Inflation Harms School District Recruitment Efforts – WISH-TV | Indianapolis News | Indiana Weather forecast

INDIANAPOLIS (WISH) — Soaring inflation rates are affecting all industries, but one of the hardest hit groups is public sector teachers.

Michael Hicks, an economist at Ball State University, said: “The challenge facing schools is that their budget for this year was set about 18 to 20 months ago when inflation expectations were very low. , an increase of about 2%. What we actually saw was an increase of about 10% over last year.

Indiana uses a semi-annual budget system, which means the current budget was set in early 2021 before inflation spiked. This budget will last until June 30, 2023. The next biennial state budget will be determined when the legislature resumes in January. It will be in effect from July 1, 2023 to June 30, 2025.

Most districts in the state have teaching and other staff positions open, and, Hicks said, it’s hard to fill jobs when private-sector salaries mostly keep pace with inflation.

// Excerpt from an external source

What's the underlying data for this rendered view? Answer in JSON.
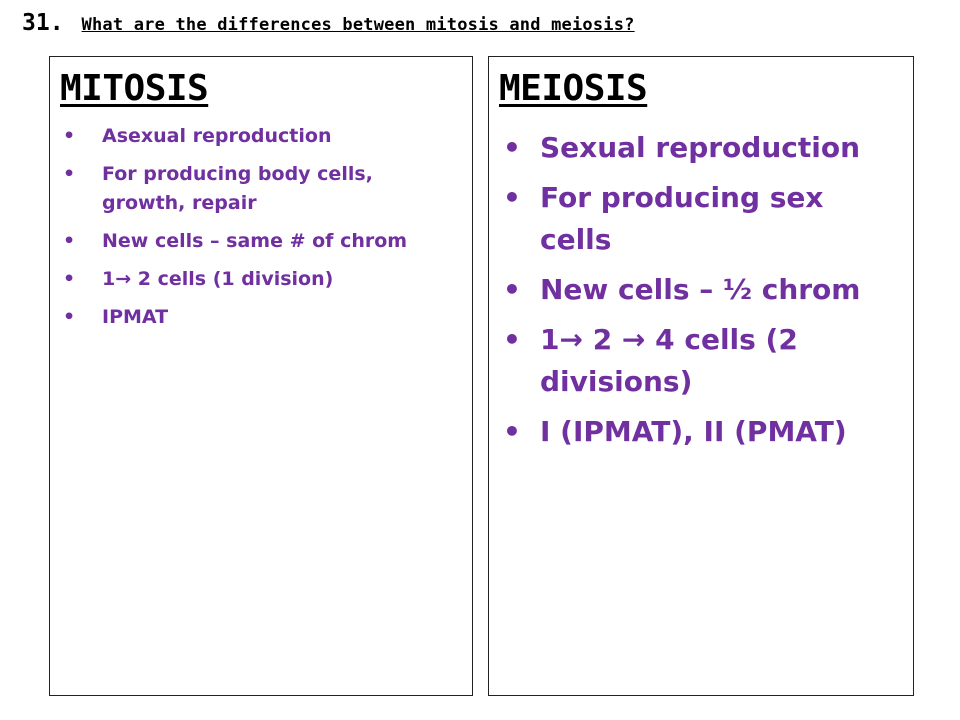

“Prospective teachers face the challenge of accepting a significantly lower salary than they received last year or going into the private sector. This is going to make it very difficult for school boards.

Hicks said that before this increase in inflation, teachers were already earning about 16% less than those in the private sector. Add almost 10% inflation to their cost of living and they are looking to earn 25-30% less.

“Early childhood education can go to the private sector. Primary education can go to private education. There is such a demand for college graduates right now in all fields that any college degree will lead you to some kind of training, management or sales position,” he said.

Hicks says good schools are essential for the economy.

“It’s really the challenge of funding schools to get enough money to keep the kinds of teachers you need to produce good graduates who are ready to go on to post-secondary education and contribute to the economy.

Indiana’s next biennial budget will be decided before lawmakers know what inflation might bring.